La literatura y el cine han esculpido una imagen arquetípica del ritual del exorcismo. Vinculamos, casi irracionalmente, la lúgubre estampa de un sacerdote atormentado encarando el rostro mismo del mal imprimado sobre el físico de la víctima de una posesión demoníaca. Por contra, sostiene la Iglesia que se trata de una «práctica religiosa», un «derecho de los fieles» ejercido con tanta naturalidad que los nombramientos de exorcistas parecen haberse multiplicado en los últimos años.

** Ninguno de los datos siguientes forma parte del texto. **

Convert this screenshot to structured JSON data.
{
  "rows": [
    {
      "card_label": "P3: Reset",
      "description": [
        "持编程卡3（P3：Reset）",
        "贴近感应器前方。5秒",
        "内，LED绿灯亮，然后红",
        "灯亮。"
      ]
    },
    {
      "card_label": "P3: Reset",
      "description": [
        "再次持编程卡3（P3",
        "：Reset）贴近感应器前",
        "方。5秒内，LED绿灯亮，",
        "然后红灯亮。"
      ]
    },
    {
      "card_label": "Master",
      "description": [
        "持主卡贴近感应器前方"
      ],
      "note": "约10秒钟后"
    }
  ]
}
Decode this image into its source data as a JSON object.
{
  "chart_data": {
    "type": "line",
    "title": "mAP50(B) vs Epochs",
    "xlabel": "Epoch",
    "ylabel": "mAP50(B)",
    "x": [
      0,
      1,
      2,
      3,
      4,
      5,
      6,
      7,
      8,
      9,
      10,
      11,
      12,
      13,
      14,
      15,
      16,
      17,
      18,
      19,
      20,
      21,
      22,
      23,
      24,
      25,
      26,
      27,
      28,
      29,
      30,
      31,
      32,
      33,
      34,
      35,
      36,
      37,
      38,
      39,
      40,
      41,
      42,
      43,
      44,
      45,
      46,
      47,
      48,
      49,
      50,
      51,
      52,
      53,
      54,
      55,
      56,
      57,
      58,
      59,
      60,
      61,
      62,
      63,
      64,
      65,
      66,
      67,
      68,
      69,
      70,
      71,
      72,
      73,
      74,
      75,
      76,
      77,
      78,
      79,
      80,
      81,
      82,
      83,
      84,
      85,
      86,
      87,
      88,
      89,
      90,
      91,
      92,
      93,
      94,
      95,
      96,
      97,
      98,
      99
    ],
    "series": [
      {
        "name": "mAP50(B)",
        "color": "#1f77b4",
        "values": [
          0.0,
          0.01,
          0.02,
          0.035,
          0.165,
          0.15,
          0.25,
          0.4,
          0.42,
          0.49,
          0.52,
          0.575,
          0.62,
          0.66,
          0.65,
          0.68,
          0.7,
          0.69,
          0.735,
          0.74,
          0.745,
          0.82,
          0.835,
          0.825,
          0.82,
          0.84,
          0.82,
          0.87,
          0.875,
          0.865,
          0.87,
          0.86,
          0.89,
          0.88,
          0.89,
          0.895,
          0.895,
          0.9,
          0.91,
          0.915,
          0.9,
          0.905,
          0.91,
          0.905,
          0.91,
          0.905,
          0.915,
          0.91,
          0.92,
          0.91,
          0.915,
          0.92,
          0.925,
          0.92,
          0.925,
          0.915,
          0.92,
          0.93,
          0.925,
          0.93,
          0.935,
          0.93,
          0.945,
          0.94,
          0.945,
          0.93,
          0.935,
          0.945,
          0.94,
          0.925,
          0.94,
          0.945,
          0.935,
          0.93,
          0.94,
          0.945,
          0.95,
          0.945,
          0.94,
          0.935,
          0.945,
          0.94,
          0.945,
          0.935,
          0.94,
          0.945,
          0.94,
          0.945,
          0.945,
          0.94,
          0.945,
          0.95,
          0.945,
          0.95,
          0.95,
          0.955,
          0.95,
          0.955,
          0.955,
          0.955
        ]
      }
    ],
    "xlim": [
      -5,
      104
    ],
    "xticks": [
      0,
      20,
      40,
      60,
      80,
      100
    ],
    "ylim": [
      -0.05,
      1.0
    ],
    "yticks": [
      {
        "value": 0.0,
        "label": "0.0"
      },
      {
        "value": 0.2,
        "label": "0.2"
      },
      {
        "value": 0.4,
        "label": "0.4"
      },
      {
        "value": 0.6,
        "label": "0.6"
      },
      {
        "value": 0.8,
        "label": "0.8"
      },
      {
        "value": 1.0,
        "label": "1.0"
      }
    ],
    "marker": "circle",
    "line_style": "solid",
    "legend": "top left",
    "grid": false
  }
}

Sin embargo, el relato que la madre denunciada por su propia hija ofreció a la Policía Nacional el 14 de agosto de 2014 (el que después se negó a prestar en sede judicial) se aleja de la naturalidad que se le presupone a una práctica anciana, y se acerca sobremanera al que ha mostrado el celuloide. En ese testimonio, al que ha tenido acceso este periódico, la mediación de un sanador de la iglesia católica comienza cuando la niña «pidió que llamaran a un sacerdote» porque «algo interior le estaba oprimiendo el cuello».
Cuenta la progenitora que entonces se puso en contacto con un sacerdote «llamado Maxi Barbero», el cual, «a través del Arzobispo», facilitó que se ejerciera sobre la por entonces menor «una oración de sanación» (ver página anterior). La historia continúa asegurando que esta situación (los presuntos ataques ‘interiores’) se repitieron incluso en alguna de las frecuentes visitas al hospital, «donde tuvo que ser sujetada por varios vigilantes de seguridad debido a la fuerza que hacía».

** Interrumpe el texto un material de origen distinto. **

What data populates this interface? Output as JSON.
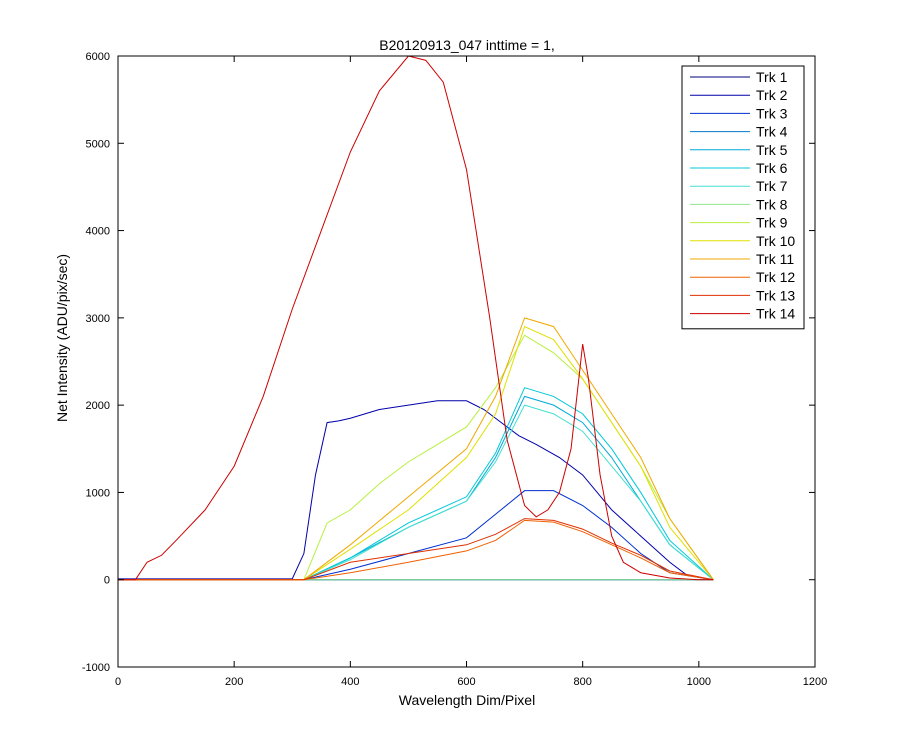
{
  "chart_data": {
    "type": "line",
    "title": "B20120913_047 inttime = 1,",
    "xlabel": "Wavelength Dim/Pixel",
    "ylabel": "Net Intensity (ADU/pix/sec)",
    "xlim": [
      0,
      1200
    ],
    "ylim": [
      -1000,
      6000
    ],
    "xticks": [
      0,
      200,
      400,
      600,
      800,
      1000,
      1200
    ],
    "yticks": [
      -1000,
      0,
      1000,
      2000,
      3000,
      4000,
      5000,
      6000
    ],
    "grid": false,
    "legend": "top-right",
    "series": [
      {
        "name": "Trk 1",
        "color": "#000080",
        "x": [
          0,
          300,
          330,
          900,
          1025
        ],
        "y": [
          0,
          0,
          0,
          0,
          0
        ]
      },
      {
        "name": "Trk 2",
        "color": "#0000aa",
        "x": [
          0,
          300,
          320,
          340,
          360,
          380,
          400,
          450,
          500,
          550,
          600,
          630,
          660,
          690,
          720,
          760,
          800,
          850,
          900,
          950,
          980,
          1025
        ],
        "y": [
          10,
          10,
          300,
          1200,
          1800,
          1820,
          1850,
          1950,
          2000,
          2050,
          2050,
          1950,
          1800,
          1650,
          1550,
          1400,
          1200,
          800,
          500,
          200,
          50,
          0
        ]
      },
      {
        "name": "Trk 3",
        "color": "#0030d0",
        "x": [
          0,
          320,
          400,
          500,
          600,
          650,
          700,
          750,
          800,
          850,
          900,
          950,
          1025
        ],
        "y": [
          0,
          0,
          120,
          300,
          480,
          750,
          1020,
          1020,
          850,
          600,
          300,
          80,
          0
        ]
      },
      {
        "name": "Trk 4",
        "color": "#0078c8",
        "x": [
          0,
          300,
          1025
        ],
        "y": [
          0,
          0,
          0
        ]
      },
      {
        "name": "Trk 5",
        "color": "#00a8d8",
        "x": [
          0,
          320,
          400,
          500,
          600,
          650,
          700,
          750,
          800,
          850,
          900,
          950,
          1025
        ],
        "y": [
          0,
          0,
          250,
          600,
          900,
          1400,
          2100,
          2000,
          1800,
          1400,
          900,
          400,
          0
        ]
      },
      {
        "name": "Trk 6",
        "color": "#00c8d8",
        "x": [
          0,
          320,
          400,
          500,
          600,
          650,
          700,
          750,
          800,
          850,
          900,
          950,
          1025
        ],
        "y": [
          0,
          0,
          250,
          650,
          950,
          1450,
          2200,
          2100,
          1900,
          1500,
          1000,
          450,
          0
        ]
      },
      {
        "name": "Trk 7",
        "color": "#40e0d0",
        "x": [
          0,
          320,
          400,
          500,
          600,
          650,
          700,
          750,
          800,
          850,
          900,
          950,
          1025
        ],
        "y": [
          0,
          0,
          230,
          600,
          900,
          1350,
          2000,
          1900,
          1700,
          1300,
          900,
          400,
          0
        ]
      },
      {
        "name": "Trk 8",
        "color": "#90e890",
        "x": [
          0,
          300,
          1025
        ],
        "y": [
          0,
          0,
          0
        ]
      },
      {
        "name": "Trk 9",
        "color": "#b8f040",
        "x": [
          0,
          320,
          360,
          400,
          450,
          500,
          550,
          600,
          650,
          700,
          750,
          800,
          850,
          900,
          950,
          1025
        ],
        "y": [
          0,
          0,
          650,
          800,
          1100,
          1350,
          1550,
          1750,
          2200,
          2800,
          2600,
          2300,
          1800,
          1300,
          700,
          0
        ]
      },
      {
        "name": "Trk 10",
        "color": "#e0e000",
        "x": [
          0,
          320,
          400,
          500,
          600,
          650,
          700,
          750,
          800,
          850,
          900,
          950,
          1025
        ],
        "y": [
          0,
          0,
          350,
          800,
          1400,
          1900,
          2900,
          2750,
          2300,
          1800,
          1300,
          600,
          0
        ]
      },
      {
        "name": "Trk 11",
        "color": "#f0a800",
        "x": [
          0,
          320,
          400,
          500,
          600,
          650,
          700,
          750,
          800,
          850,
          900,
          950,
          1025
        ],
        "y": [
          0,
          0,
          400,
          950,
          1500,
          2100,
          3000,
          2900,
          2400,
          1900,
          1400,
          700,
          0
        ]
      },
      {
        "name": "Trk 12",
        "color": "#f06000",
        "x": [
          0,
          320,
          400,
          500,
          600,
          650,
          700,
          750,
          800,
          850,
          900,
          950,
          1025
        ],
        "y": [
          0,
          0,
          80,
          200,
          330,
          450,
          680,
          660,
          550,
          400,
          250,
          80,
          0
        ]
      },
      {
        "name": "Trk 13",
        "color": "#e03000",
        "x": [
          0,
          320,
          400,
          500,
          600,
          650,
          700,
          750,
          800,
          850,
          900,
          950,
          1025
        ],
        "y": [
          0,
          0,
          200,
          300,
          400,
          520,
          700,
          680,
          580,
          420,
          280,
          100,
          0
        ]
      },
      {
        "name": "Trk 14",
        "color": "#cc0000",
        "x": [
          0,
          30,
          50,
          75,
          100,
          150,
          200,
          250,
          300,
          350,
          400,
          450,
          500,
          530,
          560,
          600,
          640,
          670,
          700,
          720,
          740,
          760,
          780,
          800,
          810,
          830,
          850,
          870,
          900,
          950,
          1000,
          1025
        ],
        "y": [
          0,
          0,
          200,
          280,
          450,
          800,
          1300,
          2100,
          3100,
          4000,
          4900,
          5600,
          6000,
          5950,
          5700,
          4700,
          3000,
          1600,
          850,
          720,
          800,
          1000,
          1500,
          2700,
          2300,
          1200,
          500,
          200,
          80,
          20,
          0,
          0
        ]
      }
    ]
  }
}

Paradójicamente, la ahora imputada aseguró a los agentes que su hija tenía «un comportamiento normal», destacando incluso el buen carácter mostrado durante las vacaciones familiares. Es en ese momento del relato en el que los uniformados lanzan una cuestión directa cuya respuesta es el reconocimiento explícito de la práctica de los rituales.
Preguntada sobre si en alguna ocasión sometió a su hija a algún exorcismo «porque piense que está poseída por un demonio», la madre contestó «que sí, que conocen a un seminarista que tiene una especie de don» que le permite, con solo hablar con una persona, «saber cómo se siente esa persona», concluyendo en este caso que la joven «tenía una fuerza extraña en su interior y tenían que hacer algo con ella, aconsejándoles hablar con un sacerdote amigo».
El rito
Los padres decidieron, siempre según su declaración, no seguir los consejos del seminarista dotado, a su juicio, de tan particular condición, pero al término del verano la situación empeoró, la niña llevó al límite sus intentos autolíticos y, a pesar de ello, decidieron sacarla del entorno hospitalario en el que se encontraba porque creían que no le hacía bien la compañía de otros enfermos.
Fue en ese momento, entre marzo y abril de 2014, cuando aceptaron el consejo del seminarista y fueron a hablar con el sacerdote indicado por aquel. Resultó ser Jesús Hernández Sahagún, exorcista de la Diócesis de Valladolid y canónigo penitenciario de la Catedral pucelana, cuyo rango le otorga la potestad de administrar el sacramento de la penitencia para pecados de absolución reservada.
Cuando el exorcista intentó hablar con la muchacha, «ésta se quedó rígida -contó la madre- mirándole como endemoniada», momento en el que se decidió proceder al exorcismo, que acabaría siendo el segundo (el primero había tenido lugar en Madrid meses antes) de muchos otros, hasta 13, todos en Valladolid.
La niña se negó, pero su madre consideró que «no era ella» la que hablaba, «sino alguien que tiene en su interior» que tenía «miedo a que acabaran con él». Fue postrada a los pies del altar y sujetada por sus padres y otras personas, momento en el que mostró «signos evidentes de estar poseída». «Escupió al sacerdote, le intentaba agarrar del cuello e incluso le mordió. Volvía los ojos y gritaba, no entendiendo lo que decía y creyendo que estaba hablando en otro idioma», a lo que el presbítero «comentó que era una lengua antigua, pudiendo ser arameo». Además, aseguran, «cuando le estaban echando agua bendita empezó a dar saltos con el cuerpo».
Al término de la sesión, la progenitoria de la chica consideró que «salía estupendamente del convento» de San Joaquín y Santa Ana, coincidiendo en esa versión con la del vicario de Pastoral de Burgos, donde habría de regresar semanalmente «o cada quince días». Eso fue antes de denunciar a sus padres por maltrato.